The compensation from the wreck that permanently debilitated his wife didn’t even support two months of her costs.

“I had the mistaken idea that because she was injured severely by a party who was 100 percent at fault that most of her care would be taken care of, only to find out that’s really not the way the world works,” Gary told me.

In Pennsylvania, the minimum for bodily injury in an automobile accident is $15,000 for one person and $30,000 for two or more people, according to the state Department of Motor Vehicles. Attempts to raise the minimums over the years have failed.

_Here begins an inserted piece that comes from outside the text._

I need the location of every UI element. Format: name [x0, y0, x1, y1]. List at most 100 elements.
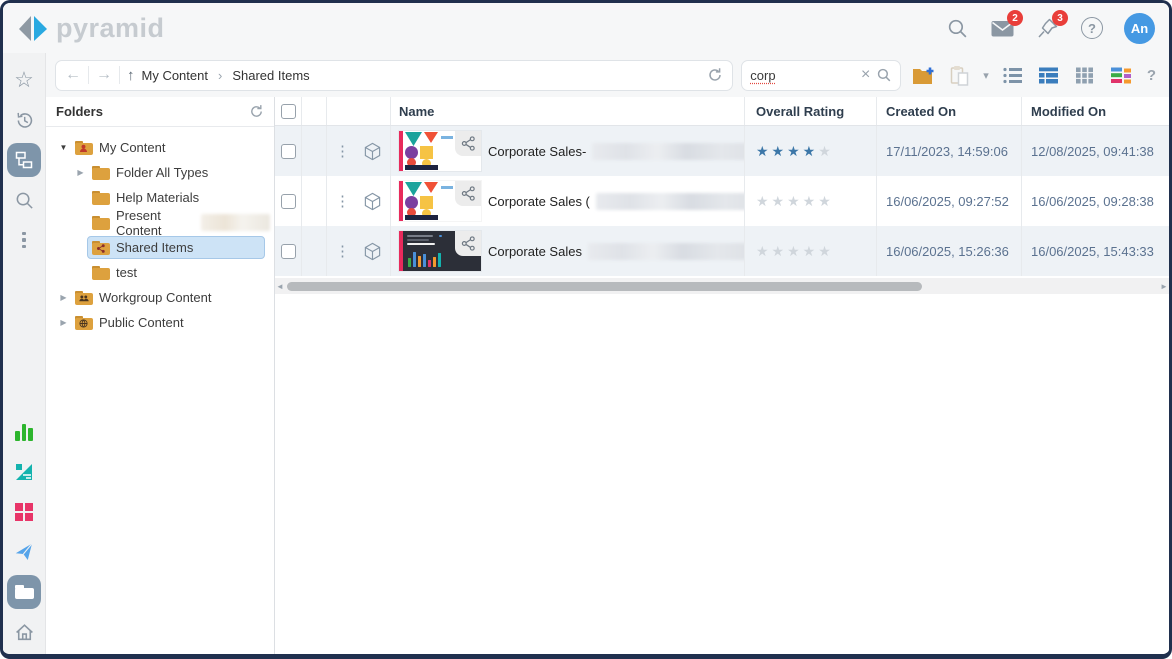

Those benchmarks for minimum coverage rates were set in the early 1970s, when a gallon of gas cost 55 cents and the average household income hovered around $13,000. They’ve never been adjusted for inflation.

Gary told me he wanted to make people aware that commercials promising several million in compensation for similar wrecks wasn’t the norm. He said he was going to write to his local and state representatives and tell them to take a look at those outdated minimums. He urged others to do the same.

“If drivers want to operate motor vehicles they must be insured enough to compensate the injured at a level corresponding to their needs,” Gary said.

While most people struggle to come up with the money needed to pay their bills, it’s fair to scoff at the idea of petitioning government officials to force us to pay more for auto insurance. Times are tough and most people are strapped for cash.

But that coverage boost doesn’t only protect policy holders, it protects the rest of us, who at a moment’s notice could have our lives turned upside down by underinsured drivers.